The API endpoint /publisher/gdpr/delete removes all the personal information about the user with the provided UID available in the application specified in the AID parameter. Based on the selected value for parameter scope this either includes only PII (personally identifiable information) data or ALL user data. That will include all PII data (such as UID, email, first/last name, or any tokens) plus any information related to the user's subscriptions, transactions, conversions, or payments. This endpoint was specifically built to satisfy the GDPR requests of end-users and make sure that all relevant data is being removed from Piano's end.
Please use caution when using this endpoint as user data is being removed.
Data is obfuscated and once the API is run, you won't be able to reactivate the user account anymore. The user account and data are removed within 24 hours following the initiation of the /publisher/gdpr/delete request.
Sample request for removing any PII user data:
https://api.piano.io/api/v3/publisher/gdpr/delete?aid=<AID>&api_token=<API_token>&uid=<UID>&scope=PII
Sample request for removing all user data:
https://api.piano.io/api/v3/publisher/gdpr/delete?aid=<AID>&api_token=<API_token>&uid=<UID>&scope=ALL
A successful response for a GDPR deletion request looks like this:
{
"code": 0,
"ts": 1630068148
}
In case there are any issues, the response may contain an error message, such as listed below:
|
Code |
Message |
Comment |
|
400 |
uid cannot be empty |
|
|
400 |
aid cannot be empty |
|
|
400 |
scope cannot be empty |
|
|
400 |
parameter value was not parseable |
e.g. wrong format of parameter values |
|
2 |
Access denied |
e.g. invalid AID or wrong API token |
|
401 |
Unable to find user for given API token |
|
|
2004 |
User not found |
|
|
500 |
Internal server error |
|
|
10127 |
Failed to disable user in user provider |
|
FAQ
Q: If the user has active subscriptions, will they be canceled once the user has been deleted?

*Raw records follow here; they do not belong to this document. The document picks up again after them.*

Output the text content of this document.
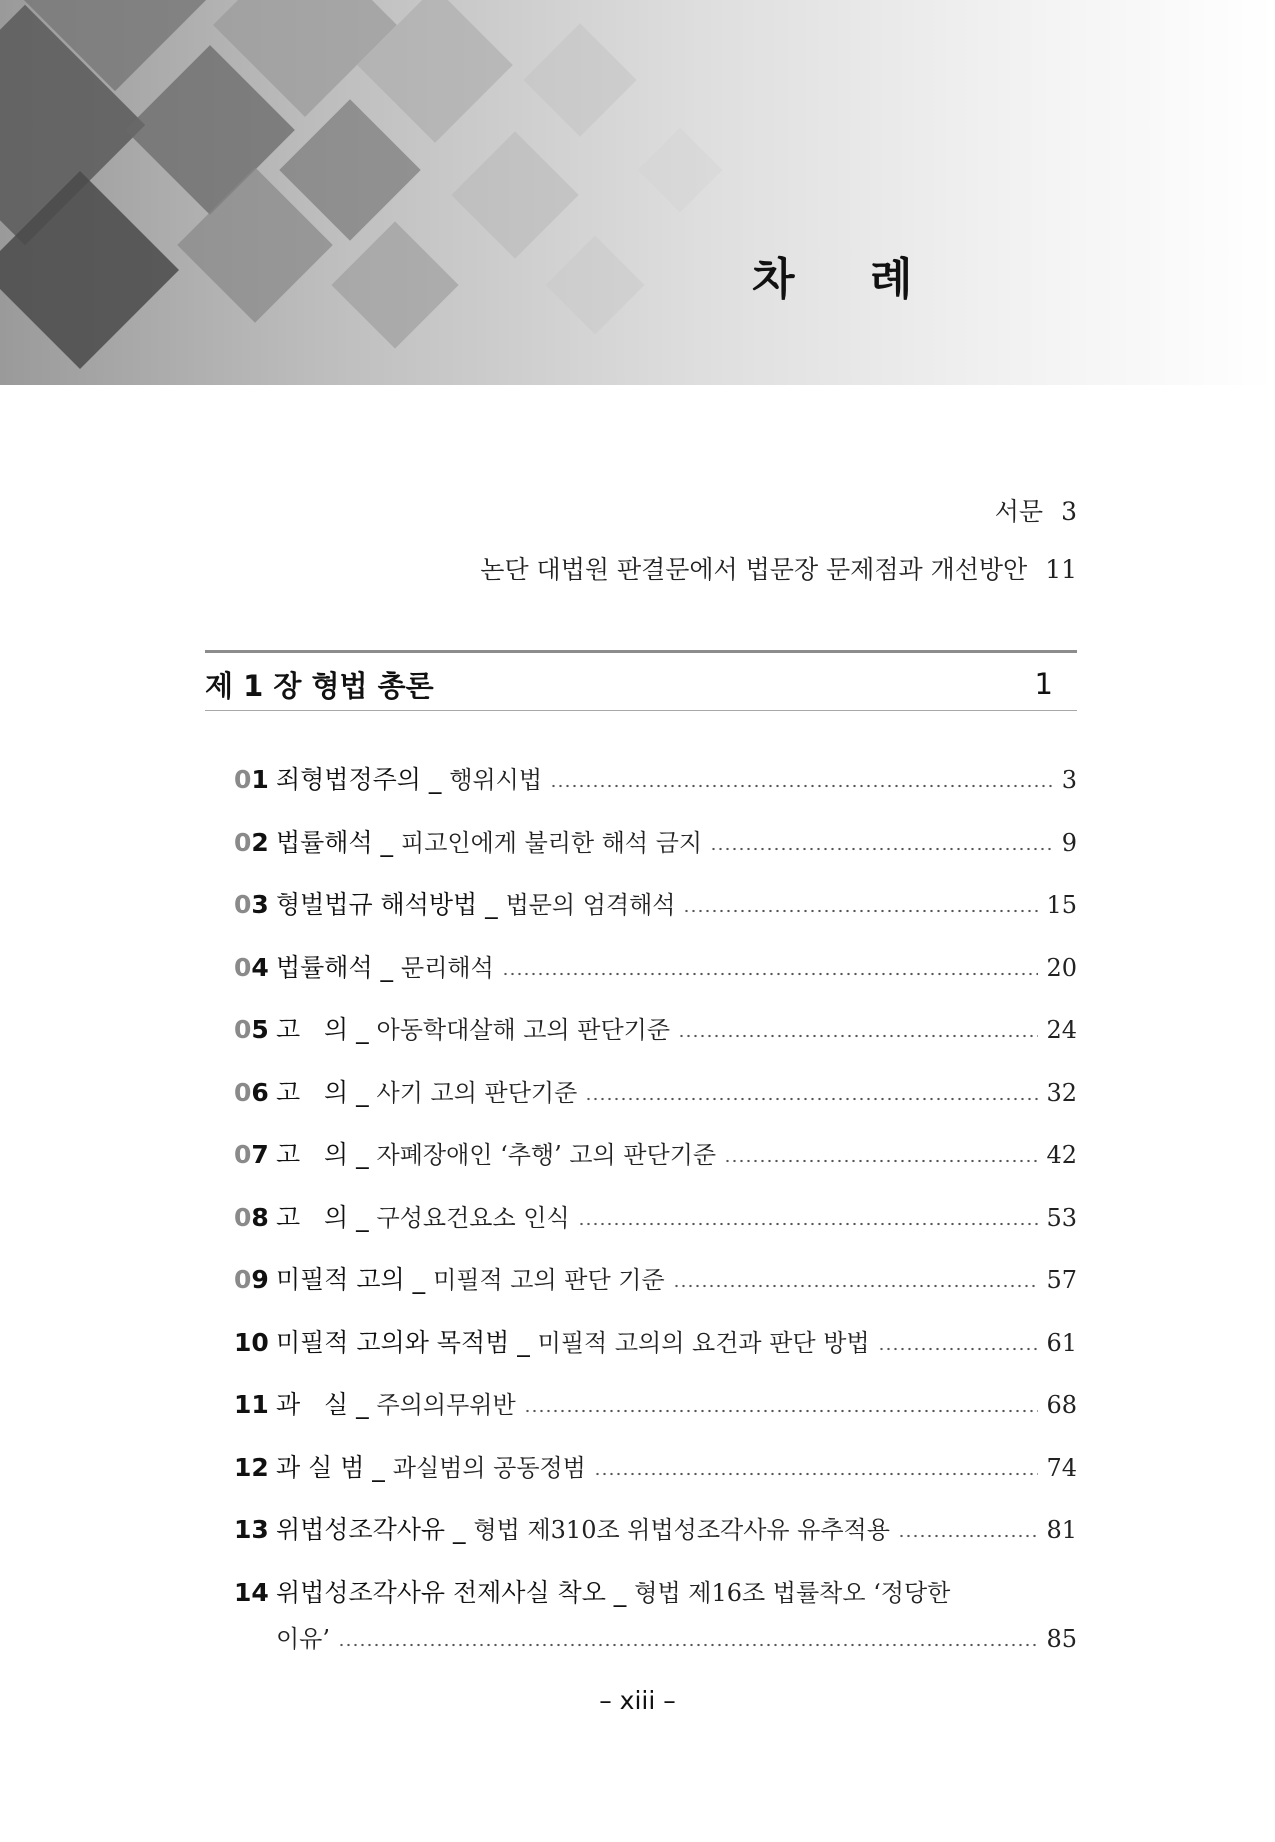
차 례
서문 3
논단 대법원 판결문에서 법문장 문제점과 개선방안 11
제 1 장 형법 총론	1
01 죄형법정주의 _ 행위시법	3
02 법률해석 _ 피고인에게 불리한 해석 금지	9
03 형벌법규 해석방법 _ 법문의 엄격해석	15
04 법률해석 _ 문리해석	20
05 고   의 _ 아동학대살해 고의 판단기준	24
06 고   의 _ 사기 고의 판단기준	32
07 고   의 _ 자폐장애인 ‘추행’ 고의 판단기준	42
08 고   의 _ 구성요건요소 인식	53
09 미필적 고의 _ 미필적 고의 판단 기준	57
10 미필적 고의와 목적범 _ 미필적 고의의 요건과 판단 방법	61
11 과   실 _ 주의의무위반	68
12 과 실 범 _ 과실범의 공동정범	74
13 위법성조각사유 _ 형법 제310조 위법성조각사유 유추적용	81
14 위법성조각사유 전제사실 착오 _ 형법 제16조 법률착오 ‘정당한
이유’	85
– xiii –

A: Yes, any subscriptions will be canceled.
Q: What happens to their other data, for example, the user's custom fields?
A: The custom field data remains in our database, but it's not shown anywhere since the user is deleted. On the other hand, the user data and email will be removed from any associated Site License contracts.
Q: Is there any way to see all deleted users in case we want to recover them?
A: It is not possible to get such a list as it is also not possible to recover GDPR deleted user. If users would like to regain access, they would simply need to register again.
Q: What happens if the user is present in multiple applications with Global Mode enabled?
A: If you delete a user only in one application that has Global Mode enabled, and the user is also present in other applications of the same Global Mode merchant - we remove the user record only from this one application. The user will still be able to log in to the other apps and re-access their account in the initial application by logging in with their email (+ password).
If you want to delete the user completely, you will need to delete the user in all apps linked via Global Mode where a user record is created.
Q: Is it possible to delete user data based on their browserID?
A: Yes. For more information visit this article.
Q: When I delete the user’s data, can I also remove their impact on report statistics?
A: No. Using publisher/gdpr/delete (PII or ALL) deletes the user’s personal data but does not undo the effect of their past activity on statistics already recorded in reports. Historical report data cannot be changed.